Many companies implement controls that focus on protecting their networks and systems against incursions by external attackers, but they have less developed approaches to security once an attacker gets into the network. Such an approach may not adequately safeguard the “crown jewels” of a company’s enterprise, including valuable trade secrets, sensitive personal information, financial information, business plans and health records. Indeed, given the multiple potential sources for compromise, a more comprehensive approach that develops heightened security controls around the most sensitive data and assets is essential to reduce the risk to the organization.
This is important not only for managing the business risks associated with cybersecurity, but also reducing exposure to legal risks; business partners, regulators and other finders of fact may all increasingly consider such a defense-in-depth approach to security a necessary and reasonable standard of care. In turn, counsel can play an important role in working with internal IT and security experts and other critical business functions to develop an appropriate data classification approach and ensure that the most sensitive data and assets receive heightened protection.

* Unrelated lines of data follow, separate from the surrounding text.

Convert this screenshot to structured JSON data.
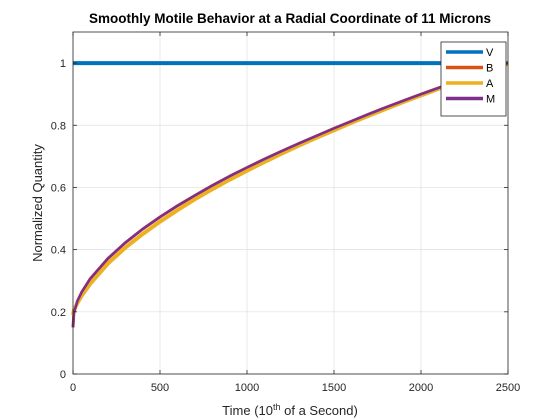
{
  "chart_data": {
    "type": "line",
    "title": "Smoothly Motile Behavior at a Radial Coordinate of 11 Microns",
    "xlabel": {
      "prefix": "Time (10",
      "superscript": "th",
      "suffix": " of a Second)"
    },
    "ylabel": "Normalized Quantity",
    "xlim": [
      0,
      2500
    ],
    "ylim": [
      0,
      1.1
    ],
    "xticks": [
      0,
      500,
      1000,
      1500,
      2000,
      2500
    ],
    "xtick_labels": [
      "0",
      "500",
      "1000",
      "1500",
      "2000",
      "2500"
    ],
    "yticks": [
      0,
      0.2,
      0.4,
      0.6,
      0.8,
      1
    ],
    "ytick_labels": [
      "0",
      "0.2",
      "0.4",
      "0.6",
      "0.8",
      "1"
    ],
    "grid": true,
    "legend_position": "top-right",
    "x": [
      0,
      5,
      25,
      50,
      100,
      200,
      300,
      400,
      500,
      600,
      700,
      800,
      900,
      1000,
      1100,
      1200,
      1300,
      1400,
      1500,
      1600,
      1700,
      1800,
      1900,
      2000,
      2100,
      2200,
      2300,
      2400,
      2500
    ],
    "series": [
      {
        "name": "V",
        "color": "#0072BD",
        "values": [
          1,
          1,
          1,
          1,
          1,
          1,
          1,
          1,
          1,
          1,
          1,
          1,
          1,
          1,
          1,
          1,
          1,
          1,
          1,
          1,
          1,
          1,
          1,
          1,
          1,
          1,
          1,
          1,
          1
        ]
      },
      {
        "name": "B",
        "color": "#D95319",
        "values": [
          0.15,
          0.196,
          0.234,
          0.263,
          0.307,
          0.371,
          0.422,
          0.466,
          0.505,
          0.541,
          0.574,
          0.606,
          0.636,
          0.664,
          0.691,
          0.717,
          0.742,
          0.766,
          0.79,
          0.813,
          0.836,
          0.858,
          0.879,
          0.9,
          0.92,
          0.94,
          0.96,
          0.98,
          1.0
        ]
      },
      {
        "name": "A",
        "color": "#EDB120",
        "values": [
          0.19,
          0.205,
          0.228,
          0.252,
          0.291,
          0.355,
          0.406,
          0.45,
          0.49,
          0.527,
          0.562,
          0.594,
          0.625,
          0.654,
          0.682,
          0.709,
          0.735,
          0.76,
          0.784,
          0.808,
          0.831,
          0.853,
          0.875,
          0.896,
          0.917,
          0.938,
          0.958,
          0.978,
          0.998
        ]
      },
      {
        "name": "M",
        "color": "#7E2F8E",
        "values": [
          0.15,
          0.196,
          0.234,
          0.263,
          0.307,
          0.371,
          0.422,
          0.466,
          0.505,
          0.541,
          0.574,
          0.606,
          0.636,
          0.664,
          0.691,
          0.717,
          0.742,
          0.766,
          0.79,
          0.813,
          0.836,
          0.858,
          0.879,
          0.9,
          0.92,
          0.94,
          0.96,
          0.98,
          1.0
        ]
      }
    ]
  }
}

2. Has your company established and tested an incident response plan?
A critical aspect of minimizing the costs of potential incidents is preparing for them in advance. This requires the development and maintenance of a written incident response plan as part of an overall information security program and testing the plan through simulations, including table top exercises that bring together key officers from that multiple functions and disciplines that are relevant to breach response (e.g., CIO/IT, security, legal, finance, HR, business units, etc.). Such a plan ultimately will not be a precise script for when an incident occurs, but it will help ensure that the right team and procedures have been identified in advance.
This is important not only to help expedite a response, but also to address regulatory risks and ensure that the company can be prepared to preserve applicable legal privileges in the event of a breach. If a breach becomes subject to regulatory scrutiny, the company will need to demonstrate that it had a reasonable plan in place to address incidents and made a good faith effort to follow that plan.